At Disney, Christensen taught himself the accordion, the Alphorn, Cowbells and even one of the most difficult instruments to musically master, the alpine Zither, during breaks between performances at the pavilion.
Upon leaving Disney and relocating back to Idaho with his family, Christensen and daughter Emilie, who had learned how to yodel at age two, established a yodeling duo during her high school years as the two traveled around the United States and internationally performing.
“This is when my yodeling career began,” says Christensen who would spend the next three decades as a performer at various German-heritage festivals around the United States, averaging 120 engagements per year. “I have performed for everything between 2-3 people in a living room up to 20,000 people in a concert hall,” he says, adding that he’s also sold many copies over the years of his 14 musical albums.
Christensen, along with his daughter, have also collaborated with Disney. In 2013 the two played the yodeling voices of Mickey and Minnie Mouse in an animated cartoon short called “Yodelberg.” Christensen along with another American yodeler, Randy Irwin, also played the voice of the yodeling character Alameda Slim in Disney’s “Home on the Range,” along with several yodeling commercials for other companies.

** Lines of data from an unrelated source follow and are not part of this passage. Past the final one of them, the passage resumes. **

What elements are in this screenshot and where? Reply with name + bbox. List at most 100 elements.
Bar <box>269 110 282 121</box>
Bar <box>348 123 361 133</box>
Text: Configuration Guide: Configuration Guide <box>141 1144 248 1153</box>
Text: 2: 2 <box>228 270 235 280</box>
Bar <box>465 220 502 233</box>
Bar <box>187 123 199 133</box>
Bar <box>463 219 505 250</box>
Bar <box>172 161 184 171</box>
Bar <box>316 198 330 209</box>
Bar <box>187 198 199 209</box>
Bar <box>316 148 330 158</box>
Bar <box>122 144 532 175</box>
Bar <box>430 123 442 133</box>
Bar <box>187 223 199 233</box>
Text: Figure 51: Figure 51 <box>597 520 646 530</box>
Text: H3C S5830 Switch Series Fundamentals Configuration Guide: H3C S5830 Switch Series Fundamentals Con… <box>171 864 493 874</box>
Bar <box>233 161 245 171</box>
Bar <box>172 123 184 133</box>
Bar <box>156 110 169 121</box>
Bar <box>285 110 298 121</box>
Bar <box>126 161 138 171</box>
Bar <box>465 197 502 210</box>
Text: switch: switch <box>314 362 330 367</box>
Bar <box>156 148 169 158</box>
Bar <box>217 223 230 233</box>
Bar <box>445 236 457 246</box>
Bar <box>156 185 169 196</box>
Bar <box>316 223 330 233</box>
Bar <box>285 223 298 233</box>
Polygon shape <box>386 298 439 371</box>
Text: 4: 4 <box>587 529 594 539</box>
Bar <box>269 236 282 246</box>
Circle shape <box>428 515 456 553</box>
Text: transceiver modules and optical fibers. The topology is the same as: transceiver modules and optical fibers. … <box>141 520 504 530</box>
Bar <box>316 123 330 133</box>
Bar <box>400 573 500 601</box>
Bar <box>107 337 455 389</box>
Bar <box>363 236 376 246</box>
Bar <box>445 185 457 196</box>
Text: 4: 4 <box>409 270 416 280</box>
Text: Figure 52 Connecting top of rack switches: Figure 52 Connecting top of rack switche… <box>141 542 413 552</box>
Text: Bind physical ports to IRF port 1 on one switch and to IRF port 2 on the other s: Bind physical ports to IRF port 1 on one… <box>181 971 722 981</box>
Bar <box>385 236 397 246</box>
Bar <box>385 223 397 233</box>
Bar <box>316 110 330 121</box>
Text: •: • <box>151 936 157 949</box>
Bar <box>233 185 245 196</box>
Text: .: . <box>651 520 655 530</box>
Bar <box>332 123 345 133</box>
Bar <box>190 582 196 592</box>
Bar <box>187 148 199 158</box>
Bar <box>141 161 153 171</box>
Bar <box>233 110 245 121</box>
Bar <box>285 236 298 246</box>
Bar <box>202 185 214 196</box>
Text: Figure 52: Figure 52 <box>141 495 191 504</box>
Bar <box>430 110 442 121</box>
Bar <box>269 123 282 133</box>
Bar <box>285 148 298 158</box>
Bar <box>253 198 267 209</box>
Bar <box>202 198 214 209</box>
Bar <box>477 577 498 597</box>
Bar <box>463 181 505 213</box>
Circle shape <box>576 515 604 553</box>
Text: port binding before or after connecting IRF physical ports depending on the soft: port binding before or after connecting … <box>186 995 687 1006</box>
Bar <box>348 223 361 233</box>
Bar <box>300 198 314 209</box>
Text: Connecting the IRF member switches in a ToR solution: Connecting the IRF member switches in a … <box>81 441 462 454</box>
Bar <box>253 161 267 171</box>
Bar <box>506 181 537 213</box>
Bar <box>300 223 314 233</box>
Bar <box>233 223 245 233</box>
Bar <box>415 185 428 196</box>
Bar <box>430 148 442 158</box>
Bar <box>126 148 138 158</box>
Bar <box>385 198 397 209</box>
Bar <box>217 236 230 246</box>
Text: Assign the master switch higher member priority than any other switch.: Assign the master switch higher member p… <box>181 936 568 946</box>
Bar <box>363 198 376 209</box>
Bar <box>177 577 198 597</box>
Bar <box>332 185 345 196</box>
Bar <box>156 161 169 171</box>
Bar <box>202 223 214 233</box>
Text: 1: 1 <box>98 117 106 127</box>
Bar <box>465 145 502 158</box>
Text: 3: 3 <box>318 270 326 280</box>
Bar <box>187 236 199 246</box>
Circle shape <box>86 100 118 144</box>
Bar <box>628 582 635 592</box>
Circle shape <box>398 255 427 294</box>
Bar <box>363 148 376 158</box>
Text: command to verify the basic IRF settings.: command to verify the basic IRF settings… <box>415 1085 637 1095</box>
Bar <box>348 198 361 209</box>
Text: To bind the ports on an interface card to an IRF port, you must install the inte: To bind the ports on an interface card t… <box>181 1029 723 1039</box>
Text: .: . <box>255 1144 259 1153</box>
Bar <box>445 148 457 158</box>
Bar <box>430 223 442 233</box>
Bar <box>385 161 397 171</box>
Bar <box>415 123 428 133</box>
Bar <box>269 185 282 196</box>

“I am a jack of many trades who can sing lyrics in German, English, Spanish and a few other languages,” says Christensen who in the process has created several yodeling styles.
“One of the best places to yodel is in the shower”: Norm Gwaltyney
Responding to what was his career highlight, Christensen said he thought it was “incredible” that he was able to make a living from it, even a very comfortable one. “So far I have been a professional full-time yodeler and entertainer for the past 40 years. If you told me that I would make my living doing that when I was in high school playing football, I would have laughed heartily at the thought,” he says but adds on a more serious note:
“The most amazing part was that I got to do it, I met a lot of amazing people, including by traveling around the world.” In the US, Christensen has performed in all 50 states, except for three, which are: Alabama; Delaware and Connecticut. “I am not trying to get the remaining the three states, says Christiansen with a laugh.
Well into his 60s, Christensen is only performing around 30 times per year but has no immediate plans to retire, citing his passion for yodeling.
Christensen is also committed to a healthy and active lifestyle, which includes daily 40-minute bike rides up a mountain canyon near his home during the summer months – as he needs cardio exercises for his lungs to keep his yodeling craft sharp – and downhill snow skiing in the winter.
Who are the best yodelers in the world?
The answer, of course, depends on who you ask and the exact style of yodeling.
According to Gwaltyney, who teachers engineering at a middle school in Indianapolis, Indiana, “Christensen is the most versatile yodeler in the world today, arguable even the best. He knows the Bavarian, Swiss, Austrian, and country-Western style of yodeling,” says Gwaltyney.
Gwaltyney adds that Melanie Oechs is the best Swiss style yodeler today while Die Pagger Buam is the best Austrian style.
Christiansen and Galtyney both agree that Germany’s Frantz Lang (1930-2015) was the best yodeler in the modern era.
For Gwaltyney, who continues to yodel on the weekends, including at various festivals across the Midwest where he often wears lederhosen and a Tyrolian hat, says that “one of the best places to yodel is in the shower.”